Backbone.js, angularJS, ember.js, knockoutJS, dojo, yui, agilityjs, knockback.js, canjs, maria, cujo.js, dermis, montage, ext.js, Sammy.js, stapes, epitome, soma.js, duel, kendo ui, pure mvc, olives, plastron js, Dijon, rappid.js, funnyface.js, knockout+classbinding, deftjs+extjs, aria templates, enyo + backbonejs…………


There are 20+ mainstream frameworks which operate on, or alongside Jquery.


My aims in writing this blog are as follows: 1.) Learn – read up on the topic so that I can learn about the current state of Javascript, MVC frameworks, and 2.) Offer some help, to those developers who are looking at which frameworks to use. I want to help point in the right direction, to help shed light on the major frameworks. With some further reading, you (if you are a Developer) can learn the advantages and the disadvantages and choose which are are the best fit for you, and the projects you might be working on.


According to NexTopics, (  ), the top ten Javascript MVC frameworks are as follows:


top 10 JS MVC Framework

top 10 JS MVC Framework









In my opinion (based mostly on what I have read, discussed with clients / developers, and noticed the frameworks feature most commonly on CVs and jobspecs), the most popular are; Knockout, Backbone, Angular and Ember.




From what I have gathered, Knockout can be an excellent choice, especially if you are using it to improve upon an existing project, or if embarking on a small project. It is one of the most simple framework to get up and running with, and, its very compatible, integrating well with 3rd party libraries. Another positive factor I have picked up is that it works in a similar way to other frameworks, eg; Angular and Ember.  This is a good thing because, if you can learn how, say, data binding works in Knockout, it is very similar in other frameworks. So, if you did need to use a more powerful framework, like Angular or Ember, you can make the transition fairly easily.


From what I now understand, one of the main challenges for Knockout users, is where they are using it for large projects. This is largely because, as the project gets bigger, Knockout’s view model can become increasingly complicated. This stems from the fact that the computed data isn’t organised in an optimal way, it isn’t separated well from persistable data and it can be difficult to keep track of.

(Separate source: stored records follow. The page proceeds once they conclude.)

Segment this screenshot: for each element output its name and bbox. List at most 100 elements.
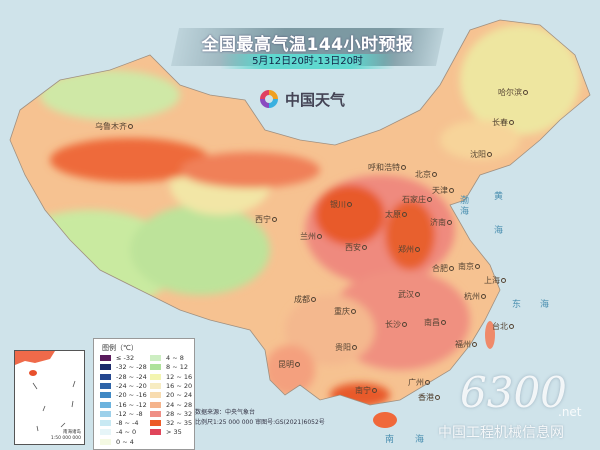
legend-item: 8 ~ 12 (150, 363, 188, 371)
sea-label: 海 (494, 226, 504, 236)
legend-item: -8 ~ -4 (100, 419, 139, 427)
city-label: 济南 (430, 218, 452, 228)
legend-item: -4 ~ 0 (100, 428, 136, 436)
watermark-suffix: .net (558, 405, 582, 419)
legend-item: ≤ -32 (100, 354, 134, 362)
legend-swatch (150, 373, 161, 380)
city-label: 太原 (385, 210, 407, 220)
city-label: 重庆 (334, 307, 356, 317)
legend-item: -16 ~ -12 (100, 401, 147, 409)
data-source: 数据来源：中央气象台 (195, 409, 256, 416)
legend-label: 12 ~ 16 (166, 372, 193, 381)
legend-item: 16 ~ 20 (150, 382, 192, 390)
sea-label: 东 (512, 300, 522, 310)
legend-label: ≤ -32 (116, 354, 135, 362)
legend-swatch (100, 392, 111, 399)
legend-swatch (100, 410, 111, 417)
inset-map (15, 351, 76, 432)
legend-label: 0 ~ 4 (116, 437, 134, 446)
page-title: 全国最高气温144小时预报 (201, 35, 414, 55)
legend-label: -28 ~ -24 (116, 372, 147, 381)
city-label: 广州 (408, 378, 430, 388)
legend-swatch (100, 373, 111, 380)
legend-swatch (150, 420, 161, 427)
legend-item: 0 ~ 4 (100, 438, 134, 446)
city-label: 贵阳 (335, 343, 357, 353)
city-label: 台北 (492, 322, 514, 332)
watermark-text: 中国工程机械信息网 (438, 425, 564, 441)
city-label: 昆明 (278, 360, 300, 370)
city-label: 南京 (458, 262, 480, 272)
sea-label: 南 (385, 435, 395, 445)
city-label: 郑州 (398, 245, 420, 255)
legend-title: 图例（℃） (102, 344, 138, 352)
city-label: 武汉 (398, 290, 420, 300)
legend-label: -24 ~ -20 (116, 381, 147, 390)
city-label: 合肥 (432, 264, 454, 274)
map-scale: 比例尺1:25 000 000 审图号:GS(2021)6052号 (195, 419, 325, 426)
legend-label: > 35 (166, 428, 182, 437)
inset-scale: 1:50 000 000 (50, 436, 81, 441)
legend-item: 4 ~ 8 (150, 354, 184, 362)
legend-swatch (100, 401, 111, 408)
legend: 图例（℃） ≤ -32 -32 ~ -28 -28 ~ -24 -24 ~ -20 -2… (93, 338, 195, 450)
legend-item: -12 ~ -8 (100, 410, 143, 418)
legend-label: -4 ~ 0 (116, 428, 137, 437)
city-label: 呼和浩特 (368, 163, 406, 173)
legend-swatch (100, 429, 111, 436)
brand-logo: 中国天气 (258, 88, 345, 110)
legend-swatch (150, 355, 161, 361)
brand-name: 中国天气 (285, 90, 346, 109)
legend-item: -28 ~ -24 (100, 373, 147, 381)
city-label: 兰州 (300, 232, 322, 242)
legend-label: 16 ~ 20 (166, 381, 193, 390)
legend-item: 20 ~ 24 (150, 391, 192, 399)
legend-item: 12 ~ 16 (150, 373, 192, 381)
city-label: 南昌 (424, 318, 446, 328)
legend-label: 4 ~ 8 (166, 354, 184, 362)
city-label: 北京 (415, 170, 437, 180)
legend-label: 8 ~ 12 (166, 363, 188, 372)
city-label: 天津 (432, 186, 454, 196)
forecast-period: 5月12日20时-13日20时 (220, 54, 395, 69)
china-border (9, 19, 591, 406)
legend-swatch (150, 401, 161, 408)
legend-item: 32 ~ 35 (150, 419, 192, 427)
legend-swatch (150, 392, 161, 399)
legend-item: 24 ~ 28 (150, 401, 192, 409)
legend-item: 28 ~ 32 (150, 410, 192, 418)
legend-label: 24 ~ 28 (166, 400, 193, 409)
legend-label: -16 ~ -12 (116, 400, 147, 409)
city-label: 福州 (455, 340, 477, 350)
legend-item: -32 ~ -28 (100, 363, 147, 371)
sea-label: 黄 (494, 192, 504, 202)
legend-swatch (100, 355, 111, 361)
legend-label: -32 ~ -28 (116, 363, 147, 372)
south-china-sea-inset: 南海诸岛 1:50 000 000 (14, 350, 85, 445)
city-label: 银川 (330, 200, 352, 210)
legend-swatch (100, 364, 111, 371)
inset-caption: 南海诸岛 1:50 000 000 (51, 430, 81, 442)
city-label: 杭州 (464, 292, 486, 302)
legend-label: -8 ~ -4 (116, 419, 139, 428)
sea-label: 海 (415, 435, 425, 445)
legend-label: 28 ~ 32 (166, 409, 193, 418)
inset-title: 南海诸岛 (63, 430, 81, 435)
city-label: 长沙 (385, 320, 407, 330)
hainan-island (373, 412, 397, 428)
sea-label: 海 (540, 300, 550, 310)
legend-item: -20 ~ -16 (100, 391, 147, 399)
legend-label: -20 ~ -16 (116, 391, 147, 400)
watermark: 6300 .net 中国工程机械信息网 (438, 372, 582, 442)
sea-label: 海 (460, 207, 470, 217)
city-label: 哈尔滨 (498, 88, 528, 98)
legend-swatch (150, 382, 161, 389)
legend-label: -12 ~ -8 (116, 409, 143, 418)
city-label: 乌鲁木齐 (95, 122, 133, 132)
city-label: 南宁 (355, 386, 377, 396)
city-label: 西安 (345, 243, 367, 253)
city-label: 香港 (418, 393, 440, 403)
legend-swatch (100, 420, 111, 427)
city-label: 西宁 (255, 215, 277, 225)
swirl-logo-icon (260, 90, 278, 108)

Backbone is tried and tested. Its one of the more mature frameworks which will most commonly be used, by experienced Javascript developers.

Backbone can offer the much need MVC architecture to code whilst also offering more low level control. It also features Rest api data access and routing. For bigger projects, or if you want to limit the amount of boiler plate coding required, there are plugins available that will help, eg; marionette.js.



Angular is more complex, more difficult to learn than Knockout or Backbone. Angular and Ember, it looks to me, likes it is difficult to choose between them. They both look to do similar things, and both can rival native apps, and minimise code / time investment.


In reading up on the benefits of Angular, I have to be honest, I was confronted with a lot of technical specs, which I didn’t fully grasp. And so, I’m not going to try and report on them. From what I can surmise; it is a mature framework, which has achieved additional buy in because it is backed by Google. With Angular, there are some cool features which may set it apart (again depending on what you are trying to achieve) such as; integrated testing, custom HTML directives and it is also a lot easier to localize, so as to operate in certain areas of the app.



Ember is similar to Angular, in so far as it has strong punching power in its efforts to rival native apps, whilst also minimising the time and code investment needed to develop a web app.

It does appear though, that ember is a little harder to learn than say; Knockout and Backbone, and more time may be needed in order to learn it in the first place.

An interesting side point is that, certain developers may opt for Ember because it is similar to the Cocoa framework, which is very popular in objective c / ios development. This, again, makes it similar to that of developing native apps.



Developers will debate amongst themselves about the merits of using MVC frameworks and indeed, individual frameworks V’s one and another. I, personally, am certainly not in a knowledgeable enough position to chime in with an opinion on which is best, if such an out and out accolade exists.


What I have learned  though, is that each framework brings to the table a set of it’s own, unique advantageous. I do think there is a place for each (and more to come) in web development.


As for which, if any, a certain developer should use? Well, it may be up to their Team Lead, Architect, Development Manager etc but… the choice should be made based on  the needs of the project, but also on personal fit / preference of how developers like to work.